それを掌ではらいながら、本題にはいった。
「無駄な会話がお嫌いなようですから、用件を申しあげます。仁王君、どうして学校にこないのですか?」
「まー、色々あるんじゃ」
「このままでは本当に留年しますよ」
「それもわかっとる。でも忙しいんじゃけェムリじゃ」
「何にそんなに忙しいんですか」
「それは秘密ぜよ」
「仁王君!」
理由もきけないのは困る。仁王につめよってその目を深くみつめた。
「仁王君、君は強いですか?」
「ン?まあそこそこ。あんま負けたコトないのー。もしかして力づく?」
「腕っぷしではありません。精神的に、です」
「ガラスのハートではなか。多分」
それをきいて、にっこりを笑った。
「それはよかった。ではいいますが、私は君の人生に興味などありません。

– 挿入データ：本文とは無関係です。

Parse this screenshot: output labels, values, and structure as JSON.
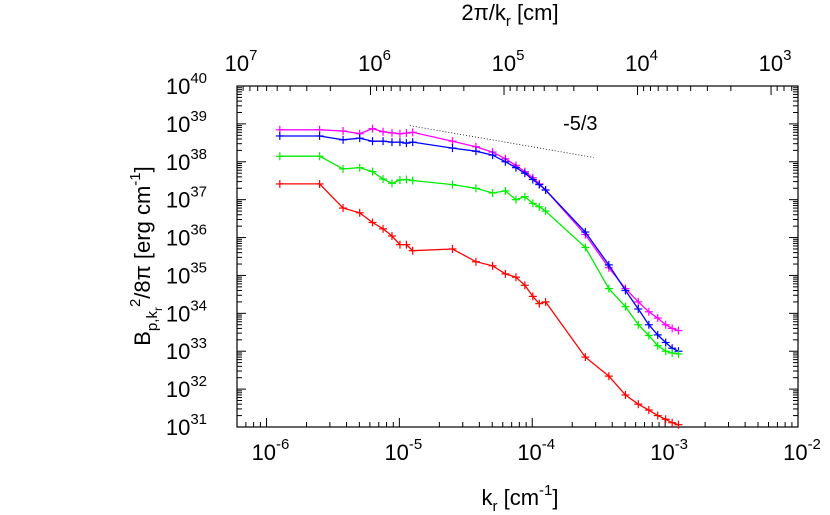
{
  "chart_data": {
    "type": "line",
    "xlabel_bottom": {
      "base": "k",
      "sub": "r",
      "unit": " [cm",
      "unit_sup": "-1",
      "close": "]"
    },
    "xlabel_top": {
      "pre": "2π/k",
      "sub": "r",
      "post": " [cm]"
    },
    "ylabel": {
      "pre": "B",
      "sub": "p,k",
      "subsub": "r",
      "sup": "2",
      "post": "/8π [erg cm",
      "post_sup": "-1",
      "close": "]"
    },
    "x_scale": "log",
    "y_scale": "log",
    "xlim": [
      6e-07,
      0.01
    ],
    "ylim": [
      1e+31,
      1e+40
    ],
    "top_axis_range_cm": [
      10000000.0,
      628.3
    ],
    "bottom_ticks": [
      {
        "value": 1e-06,
        "base": "10",
        "exp": "-6"
      },
      {
        "value": 1e-05,
        "base": "10",
        "exp": "-5"
      },
      {
        "value": 0.0001,
        "base": "10",
        "exp": "-4"
      },
      {
        "value": 0.001,
        "base": "10",
        "exp": "-3"
      },
      {
        "value": 0.01,
        "base": "10",
        "exp": "-2"
      }
    ],
    "top_ticks": [
      {
        "value": 10000000.0,
        "base": "10",
        "exp": "7"
      },
      {
        "value": 1000000.0,
        "base": "10",
        "exp": "6"
      },
      {
        "value": 100000.0,
        "base": "10",
        "exp": "5"
      },
      {
        "value": 10000.0,
        "base": "10",
        "exp": "4"
      },
      {
        "value": 1000.0,
        "base": "10",
        "exp": "3"
      }
    ],
    "y_ticks": [
      {
        "value": 1e+31,
        "base": "10",
        "exp": "31"
      },
      {
        "value": 1e+32,
        "base": "10",
        "exp": "32"
      },
      {
        "value": 1e+33,
        "base": "10",
        "exp": "33"
      },
      {
        "value": 1e+34,
        "base": "10",
        "exp": "34"
      },
      {
        "value": 1e+35,
        "base": "10",
        "exp": "35"
      },
      {
        "value": 1e+36,
        "base": "10",
        "exp": "36"
      },
      {
        "value": 1e+37,
        "base": "10",
        "exp": "37"
      },
      {
        "value": 1e+38,
        "base": "10",
        "exp": "38"
      },
      {
        "value": 1e+39,
        "base": "10",
        "exp": "39"
      },
      {
        "value": 1e+40,
        "base": "10",
        "exp": "40"
      }
    ],
    "grid": false,
    "legend": "none",
    "annotation": {
      "text": "-5/3",
      "line": {
        "x": [
          1.2e-05,
          0.00029
        ],
        "y": [
          9e+38,
          1.3e+38
        ],
        "style": "dotted"
      },
      "label_at": {
        "x": 0.00023,
        "y": 7e+38
      }
    },
    "series": [
      {
        "color": "#ff00ff",
        "x": [
          1.26e-06,
          2.51e-06,
          3.77e-06,
          5.03e-06,
          6.28e-06,
          7.54e-06,
          8.8e-06,
          1.01e-05,
          1.13e-05,
          1.26e-05,
          2.51e-05,
          3.77e-05,
          5.03e-05,
          6.28e-05,
          7.54e-05,
          8.8e-05,
          0.000101,
          0.000113,
          0.000126,
          0.000251,
          0.000377,
          0.000503,
          0.000628,
          0.000754,
          0.00088,
          0.00101,
          0.00113,
          0.00126
        ],
        "y": [
          7e+38,
          7e+38,
          6.5e+38,
          5.5e+38,
          7.5e+38,
          6.2e+38,
          5.8e+38,
          5.5e+38,
          5.7e+38,
          6e+38,
          3.5e+38,
          2.5e+38,
          1.8e+38,
          1.2e+38,
          8e+37,
          5.5e+37,
          3.8e+37,
          2.6e+37,
          1.8e+37,
          1.2e+36,
          1.6e+35,
          4.5e+34,
          2e+34,
          1.1e+34,
          7.5e+33,
          5e+33,
          4e+33,
          3.5e+33
        ]
      },
      {
        "color": "#0000ff",
        "x": [
          1.26e-06,
          2.51e-06,
          3.77e-06,
          5.03e-06,
          6.28e-06,
          7.54e-06,
          8.8e-06,
          1.01e-05,
          1.13e-05,
          1.26e-05,
          2.51e-05,
          3.77e-05,
          5.03e-05,
          6.28e-05,
          7.54e-05,
          8.8e-05,
          0.000101,
          0.000113,
          0.000126,
          0.000251,
          0.000377,
          0.000503,
          0.000628,
          0.000754,
          0.00088,
          0.00101,
          0.00113,
          0.00126
        ],
        "y": [
          4.8e+38,
          4.8e+38,
          3.8e+38,
          4.2e+38,
          3.5e+38,
          3.5e+38,
          3.3e+38,
          3.3e+38,
          3.1e+38,
          3.3e+38,
          2.3e+38,
          1.9e+38,
          1.5e+38,
          1e+38,
          7e+37,
          5e+37,
          3.4e+37,
          2.5e+37,
          1.8e+37,
          1.4e+36,
          1.9e+35,
          4e+34,
          1.3e+34,
          5e+33,
          2.7e+33,
          1.7e+33,
          1.2e+33,
          1e+33
        ]
      },
      {
        "color": "#00ee00",
        "x": [
          1.26e-06,
          2.51e-06,
          3.77e-06,
          5.03e-06,
          6.28e-06,
          7.54e-06,
          8.8e-06,
          1.01e-05,
          1.13e-05,
          1.26e-05,
          2.51e-05,
          3.77e-05,
          5.03e-05,
          6.28e-05,
          7.54e-05,
          8.8e-05,
          0.000101,
          0.000113,
          0.000126,
          0.000251,
          0.000377,
          0.000503,
          0.000628,
          0.000754,
          0.00088,
          0.00101,
          0.00113,
          0.00126
        ],
        "y": [
          1.4e+38,
          1.4e+38,
          6.5e+37,
          7e+37,
          5.5e+37,
          3.5e+37,
          2.7e+37,
          3.3e+37,
          3.4e+37,
          3.2e+37,
          2.5e+37,
          2e+37,
          1.5e+37,
          1.7e+37,
          1e+37,
          1.2e+37,
          8e+36,
          6.5e+36,
          5e+36,
          5.5e+35,
          4.5e+34,
          1.5e+34,
          5e+33,
          2.6e+33,
          1.4e+33,
          1e+33,
          9e+32,
          8.5e+32
        ]
      },
      {
        "color": "#ff0000",
        "x": [
          1.26e-06,
          2.51e-06,
          3.77e-06,
          5.03e-06,
          6.28e-06,
          7.54e-06,
          8.8e-06,
          1.01e-05,
          1.13e-05,
          1.26e-05,
          2.51e-05,
          3.77e-05,
          5.03e-05,
          6.28e-05,
          7.54e-05,
          8.8e-05,
          0.000101,
          0.000113,
          0.000126,
          0.000251,
          0.000377,
          0.000503,
          0.000628,
          0.000754,
          0.00088,
          0.00101,
          0.00113,
          0.00126
        ],
        "y": [
          2.6e+37,
          2.6e+37,
          6e+36,
          4.5e+36,
          2.5e+36,
          1.7e+36,
          1.1e+36,
          6.5e+35,
          6.5e+35,
          4.5e+35,
          5e+35,
          2.3e+35,
          1.8e+35,
          1.1e+35,
          9e+34,
          5.5e+34,
          2.8e+34,
          1.8e+34,
          2e+34,
          7e+32,
          2.2e+32,
          7e+31,
          4e+31,
          2.8e+31,
          2e+31,
          1.6e+31,
          1.3e+31,
          1.15e+31
        ]
      }
    ]
  }
}
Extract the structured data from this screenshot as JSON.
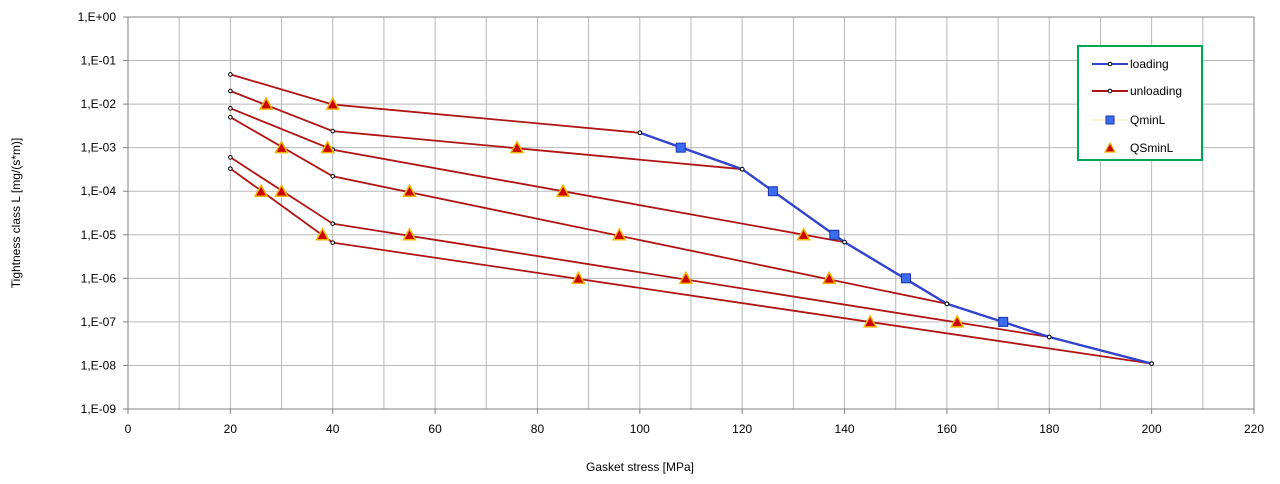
{
  "chart_data": {
    "type": "line",
    "xlabel": "Gasket stress [MPa]",
    "ylabel": "Tightness class L [mg/(s*m)]",
    "xlim": [
      0,
      220
    ],
    "ylim_log10": [
      -9,
      0
    ],
    "y_scale": "log",
    "x_ticks": [
      "0",
      "20",
      "40",
      "60",
      "80",
      "100",
      "120",
      "140",
      "160",
      "180",
      "200",
      "220"
    ],
    "y_ticks": [
      "1,E+00",
      "1,E-01",
      "1,E-02",
      "1,E-03",
      "1,E-04",
      "1,E-05",
      "1,E-06",
      "1,E-07",
      "1,E-08",
      "1,E-09"
    ],
    "grid": true,
    "legend_position": "top-right",
    "legend": [
      {
        "label": "loading",
        "kind": "line",
        "color": "#3344cc"
      },
      {
        "label": "unloading",
        "kind": "line",
        "color": "#b01515"
      },
      {
        "label": "QminL",
        "kind": "square",
        "color": "#3b6cf0"
      },
      {
        "label": "QSminL",
        "kind": "triangle",
        "color": "#cc0000"
      }
    ],
    "loading": {
      "name": "loading",
      "color": "#3344cc",
      "points": [
        [
          100,
          0.0022
        ],
        [
          120,
          0.00032
        ],
        [
          140,
          6.8e-06
        ],
        [
          160,
          2.6e-07
        ],
        [
          180,
          4.5e-08
        ],
        [
          200,
          1.1e-08
        ]
      ]
    },
    "unloading": [
      {
        "color": "#b01515",
        "points": [
          [
            100,
            0.0022
          ],
          [
            40,
            0.0098
          ],
          [
            20,
            0.048
          ]
        ]
      },
      {
        "color": "#b01515",
        "points": [
          [
            120,
            0.00032
          ],
          [
            40,
            0.0024
          ],
          [
            20,
            0.02
          ]
        ]
      },
      {
        "color": "#b01515",
        "points": [
          [
            140,
            6.8e-06
          ],
          [
            40,
            0.0009
          ],
          [
            20,
            0.008
          ]
        ]
      },
      {
        "color": "#b01515",
        "points": [
          [
            160,
            2.6e-07
          ],
          [
            40,
            0.00022
          ],
          [
            20,
            0.005
          ]
        ]
      },
      {
        "color": "#b01515",
        "points": [
          [
            180,
            4.5e-08
          ],
          [
            40,
            1.8e-05
          ],
          [
            20,
            0.0006
          ]
        ]
      },
      {
        "color": "#b01515",
        "points": [
          [
            200,
            1.1e-08
          ],
          [
            40,
            6.6e-06
          ],
          [
            20,
            0.00033
          ]
        ]
      }
    ],
    "QminL": {
      "name": "QminL",
      "color": "#3b6cf0",
      "points": [
        [
          108,
          0.001
        ],
        [
          126,
          0.0001
        ],
        [
          138,
          1e-05
        ],
        [
          152,
          1e-06
        ],
        [
          171,
          1e-07
        ]
      ]
    },
    "QSminL": {
      "name": "QSminL",
      "color": "#cc0000",
      "points": [
        [
          27,
          0.01
        ],
        [
          40,
          0.01
        ],
        [
          30,
          0.001
        ],
        [
          39,
          0.001
        ],
        [
          76,
          0.001
        ],
        [
          55,
          0.0001
        ],
        [
          85,
          0.0001
        ],
        [
          26,
          0.0001
        ],
        [
          30,
          0.0001
        ],
        [
          38,
          1e-05
        ],
        [
          55,
          1e-05
        ],
        [
          96,
          1e-05
        ],
        [
          132,
          1e-05
        ],
        [
          88,
          1e-06
        ],
        [
          109,
          1e-06
        ],
        [
          137,
          1e-06
        ],
        [
          145,
          1e-07
        ],
        [
          162,
          1e-07
        ]
      ]
    }
  }
}
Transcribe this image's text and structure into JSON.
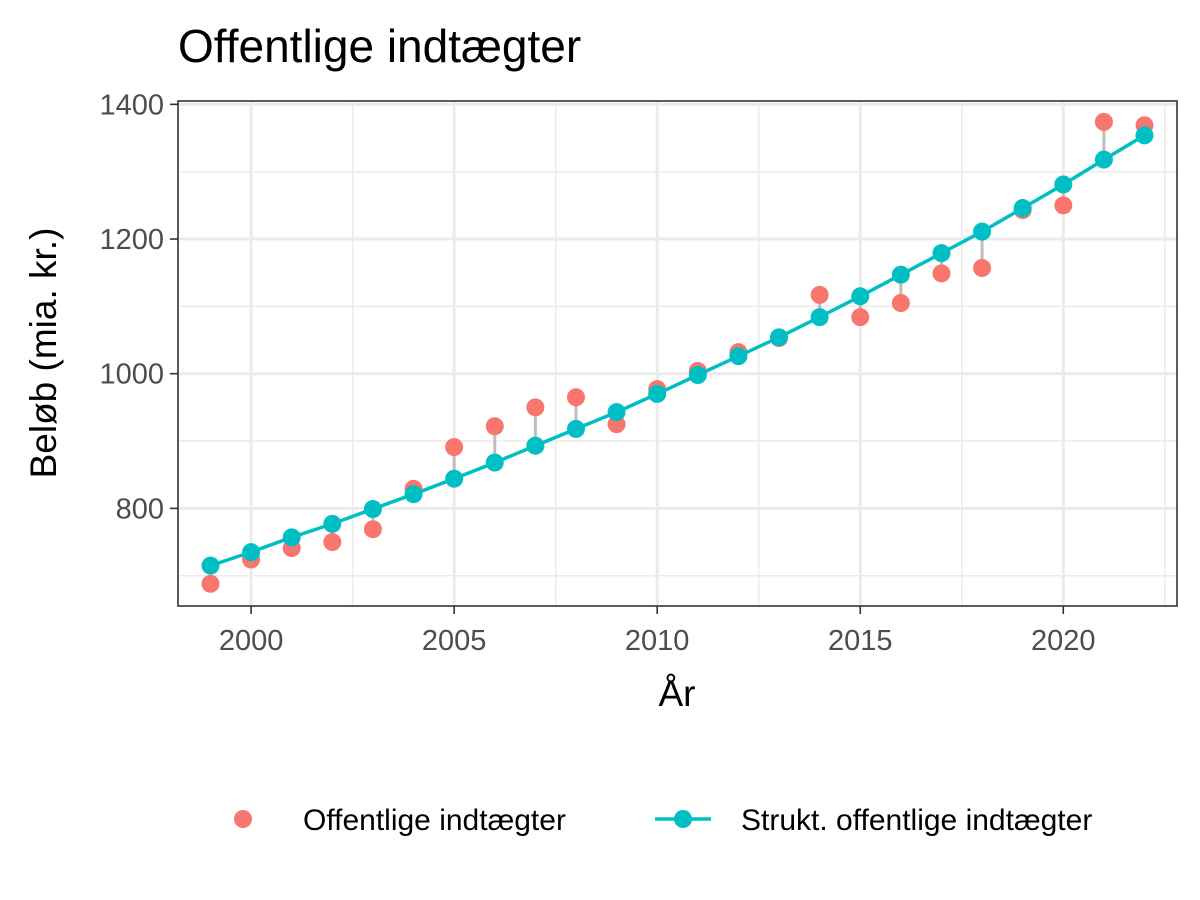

君が何故学校に来ないのかも興味がないし知りたくもない。けれど教師として担任として、君の不登校を解決する義務がある。今日は来た以上、何らかの報告事案が欲しいんですよ。前向きなね」
仁王は呆気にとられていた。
「付け加えますと、来ないなら退学していただきたい。そうすればこんな面倒事に巻き込まれずにすみます」
「あんた、最低じゃな」
「教師も人間ですよ。聖人君子ではありません」
「俺、普通に傷ついたぜよ」
「おや、ガラスのハートでしたか」
「ガラスではなくても今のは傷つくじゃろ」
「で、どうするんですか?退学するなら段取りしますよ」
「って、俺を登校させるために来たんじゃなかと?」
「教師としてはそのような趣旨で来ていますよ。でもそれと私の本心は別です」
「大人って怖いのー」
「何ですか、もしかして構ってちゃんでしたか?相手がひいたら構いたくなるタイプですか?」
「センセー、俺まだ子供なんじゃけェ、ちっくと手加減しいや」
どうやら言いすぎたらしい。仁王は本当に傷ついた表情をしていた。
「なら、学校にきてください」
仁王は少し間をおいて、「わかった」といって顔をあげた。
「その代わり、条件があるぜよ」
(条件?何を偉そうにそんなことをいってくるのだろうか)
また眉間に皺をよせて仁王を見かえした。
「俺、一人で寂しいんじゃ。じゃけェ、毎日俺と一緒に晩メシ食べて?」
その言葉に、硬直するしかなかった。
「はあ!?!?!?!?」
「ダメ?」
「いや、待ちたまえ。何故私が自分のプライベートな時間を削ってまで、君とともに過ごさなくてはならないのですか」
「だって漫画とじゃと、センセーが親身になってくれたりしとるし」
「虚構と現実の区別もつかない子供と同じ空間にいたくはありません」
「じゃー、学校にもいかんし退学もせん。ついでにアンタにいわれたことをマスコミにいってやる」
形勢逆転。今度はこちらの分が悪くなる。
どうせ思いつきでいっていることだろうし、そのうち飽きるだろう。柳生はそれ以上抵抗せず、渋々承諾した。今後、卒業まで仁王と夕食タイムをすごすということを。